- Uma médica venezuelana, Rubeliz Bolivar, foi detida pela imigração no aeroporto de McAllen, no Texas, antes de viajar para acompanhar o marido ao pedido de asilo.
- Bolivar e a filha de 5 anos, cidadã americana, viajavam para se reunir ao marido em Los Angeles para o atendimento do pedido de asilo que durava mais de 10 anos; ela não pôde comparecer.
- O marido, Milenko Faria, chegou para a entrevista no USCIS, em Los Angeles, enquanto a esposa permaneceu detida e não participou do encontro.
- Bolivar está detida desde o domingo em uma instalação da imigração no Texas; segundo a defesa, ela foi detida após passar pela segurança ao apresentar apenas a carteira de motorista e uma autorização de trabalho.
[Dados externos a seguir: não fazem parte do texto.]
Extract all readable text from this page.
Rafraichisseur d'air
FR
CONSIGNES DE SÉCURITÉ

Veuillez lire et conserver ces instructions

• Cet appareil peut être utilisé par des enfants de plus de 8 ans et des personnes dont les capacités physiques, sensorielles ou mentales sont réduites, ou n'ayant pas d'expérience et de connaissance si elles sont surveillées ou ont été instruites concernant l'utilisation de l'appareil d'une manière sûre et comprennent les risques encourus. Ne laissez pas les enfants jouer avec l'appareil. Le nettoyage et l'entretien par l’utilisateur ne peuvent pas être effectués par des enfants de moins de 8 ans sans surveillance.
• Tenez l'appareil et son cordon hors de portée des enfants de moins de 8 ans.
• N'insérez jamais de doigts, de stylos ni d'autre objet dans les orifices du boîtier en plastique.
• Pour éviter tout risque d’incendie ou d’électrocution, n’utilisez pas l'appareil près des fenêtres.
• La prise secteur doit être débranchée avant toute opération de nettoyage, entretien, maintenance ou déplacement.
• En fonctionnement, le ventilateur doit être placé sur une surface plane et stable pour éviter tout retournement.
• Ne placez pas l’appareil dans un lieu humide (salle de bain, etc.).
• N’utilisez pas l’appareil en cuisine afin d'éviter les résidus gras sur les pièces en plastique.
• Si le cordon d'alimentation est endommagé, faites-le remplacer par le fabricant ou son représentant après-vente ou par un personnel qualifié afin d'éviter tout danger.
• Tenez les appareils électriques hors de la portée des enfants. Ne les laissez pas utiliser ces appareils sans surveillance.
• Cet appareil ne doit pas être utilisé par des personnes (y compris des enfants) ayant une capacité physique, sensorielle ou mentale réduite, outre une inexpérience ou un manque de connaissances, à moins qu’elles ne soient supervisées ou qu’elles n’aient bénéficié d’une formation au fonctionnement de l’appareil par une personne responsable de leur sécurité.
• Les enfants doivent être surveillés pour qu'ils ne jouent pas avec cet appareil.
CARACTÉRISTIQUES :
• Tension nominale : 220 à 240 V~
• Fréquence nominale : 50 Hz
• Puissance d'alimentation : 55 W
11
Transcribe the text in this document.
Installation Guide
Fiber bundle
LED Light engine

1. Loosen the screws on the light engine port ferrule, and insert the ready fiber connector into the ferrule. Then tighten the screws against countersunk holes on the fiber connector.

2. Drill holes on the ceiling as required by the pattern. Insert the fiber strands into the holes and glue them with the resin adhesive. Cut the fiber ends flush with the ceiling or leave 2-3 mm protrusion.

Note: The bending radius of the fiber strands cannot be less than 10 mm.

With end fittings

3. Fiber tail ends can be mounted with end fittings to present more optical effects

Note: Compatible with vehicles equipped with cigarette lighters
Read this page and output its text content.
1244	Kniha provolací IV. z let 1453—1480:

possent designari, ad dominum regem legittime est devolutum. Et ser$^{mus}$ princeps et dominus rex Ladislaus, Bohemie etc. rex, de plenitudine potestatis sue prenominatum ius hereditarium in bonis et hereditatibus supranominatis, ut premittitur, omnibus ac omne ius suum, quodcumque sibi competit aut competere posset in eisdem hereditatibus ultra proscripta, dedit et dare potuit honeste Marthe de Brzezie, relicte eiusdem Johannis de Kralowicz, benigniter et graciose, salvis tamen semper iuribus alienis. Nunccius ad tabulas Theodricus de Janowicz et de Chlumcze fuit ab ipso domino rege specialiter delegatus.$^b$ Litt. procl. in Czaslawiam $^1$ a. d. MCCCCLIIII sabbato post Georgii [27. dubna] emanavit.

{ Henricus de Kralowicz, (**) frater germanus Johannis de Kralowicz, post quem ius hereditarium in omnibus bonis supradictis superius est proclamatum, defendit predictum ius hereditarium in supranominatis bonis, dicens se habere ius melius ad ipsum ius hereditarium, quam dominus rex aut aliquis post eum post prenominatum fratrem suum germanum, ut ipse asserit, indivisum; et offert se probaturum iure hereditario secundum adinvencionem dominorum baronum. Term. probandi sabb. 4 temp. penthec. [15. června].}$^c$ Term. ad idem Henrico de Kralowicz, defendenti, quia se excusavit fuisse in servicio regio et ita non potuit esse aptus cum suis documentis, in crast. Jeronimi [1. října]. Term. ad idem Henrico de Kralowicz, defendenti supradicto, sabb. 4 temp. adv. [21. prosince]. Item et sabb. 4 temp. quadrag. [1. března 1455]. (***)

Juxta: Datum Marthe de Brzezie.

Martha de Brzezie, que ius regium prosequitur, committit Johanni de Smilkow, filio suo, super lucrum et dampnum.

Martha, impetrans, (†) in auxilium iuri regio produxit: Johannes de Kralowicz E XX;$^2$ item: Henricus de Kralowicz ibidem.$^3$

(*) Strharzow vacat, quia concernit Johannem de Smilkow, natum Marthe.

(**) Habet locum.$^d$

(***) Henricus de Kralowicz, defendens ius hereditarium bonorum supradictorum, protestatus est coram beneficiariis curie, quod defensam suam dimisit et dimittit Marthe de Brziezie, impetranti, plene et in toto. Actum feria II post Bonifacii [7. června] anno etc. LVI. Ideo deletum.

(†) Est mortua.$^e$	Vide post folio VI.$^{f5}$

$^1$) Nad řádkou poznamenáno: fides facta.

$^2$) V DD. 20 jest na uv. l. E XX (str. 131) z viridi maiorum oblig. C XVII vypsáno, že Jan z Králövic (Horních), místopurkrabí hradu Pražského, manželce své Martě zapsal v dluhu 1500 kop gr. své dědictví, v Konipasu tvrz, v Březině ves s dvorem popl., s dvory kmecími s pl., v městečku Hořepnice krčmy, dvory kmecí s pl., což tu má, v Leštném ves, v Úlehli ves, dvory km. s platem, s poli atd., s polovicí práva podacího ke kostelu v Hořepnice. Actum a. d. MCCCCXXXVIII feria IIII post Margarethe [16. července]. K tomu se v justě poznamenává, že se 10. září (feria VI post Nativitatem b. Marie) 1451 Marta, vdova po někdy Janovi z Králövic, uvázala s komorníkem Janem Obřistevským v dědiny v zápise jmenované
- As detenções ocorrem em meio a ações de endurecimento de políticas de imigração nos últimos meses, com Bolivar citando que entrou no país com visto de turista em 2016 e está em situação irregular desde 20117.
A médica venezuelana Rubeliz Bolivar, de 33 anos, está detida em uma instalação de imigração no Texas enquanto seu marido, Milenko Faria, chegou a Los Angeles para uma entrevista de asilo. O casal aguarda desde 2014 pela possibilidade de residência permanente nos EUA, mas o agendamento foi disruptado quando Bolivar foi detida no aeroporto de McAllen, no Texas, junto com a filha do casal, de 5 anos, cidadã americana.
Faria compareceu ao encontro de imigração na manhã de ontem, enquanto Bolivar já cumpria o sexto dia de custódia. Eles estavam acompanhados pela filha no momento da detenção, que ocorreu antes de o casal conseguir realizar a entrevista conjunta que havia sido planejada por mais de uma década.
Bolivar trabalha há pouco tempo na emergência de um hospital em McAllen, cidade do Vale do Rio Grande, próxima à fronteira com o México. Ela havia chegado aos EUA com visto de turista em 2016, após concluir a faculdade de medicina na Venezuela. A família também busca residência permanente por meio de um visto de trabalhador qualificado, processado pela empresa de Faria, que atua como técnico de sistemas de informação desde 2019.
A Administração de Segurança Nacional (DHS) informou que Bolivar foi presa por estar no país sem status legal, após ter excedido o período autorizado de permanência desde 2017. Segundo a porta-voz da DHS, a solicitante não possui status legal vigente. Dados de políticas de imigração apontam mudanças recentes que acarretaram maior atenção a indivíduos com processos pendentes junto ao USCIS.
A família morava em Santa Maria, Califórnia, até Bolivar se mudar para o Texas em 2025 para a residência médica. Faria afirmou que viajou a cada dois meses para visitá-la com a filha; o dia da prisão foi a primeira viagem da médica desde a mudança.
Antes da detenção, Bolivar foi abordada pela equipe de fiscalização de fronteiras antes da passagem pela triagem de segurança. A médica apresentou a identificação com a indicação Real ID e uma autorização de trabalho válida até 2030, além de informar que estava ajustando o status para green card e que seguia para um atendimento de asilo na Califórnia. O casal informou que a filha, cidadã norte-americana, foi entregue ao avô 19 horas após a detenção e permanece sob cuidados dele na Califórnia.
Bolivar foi transferida para custódia da ICE no domingo, permanecendo na unidade El Valle, no Texas. O casal descreveu que a médica questionou o motivo da detenção, sem resposta prevista até o momento. A reportagem é apoiada por informações da Associated Press, com contribuição de Valerie Gonzalez.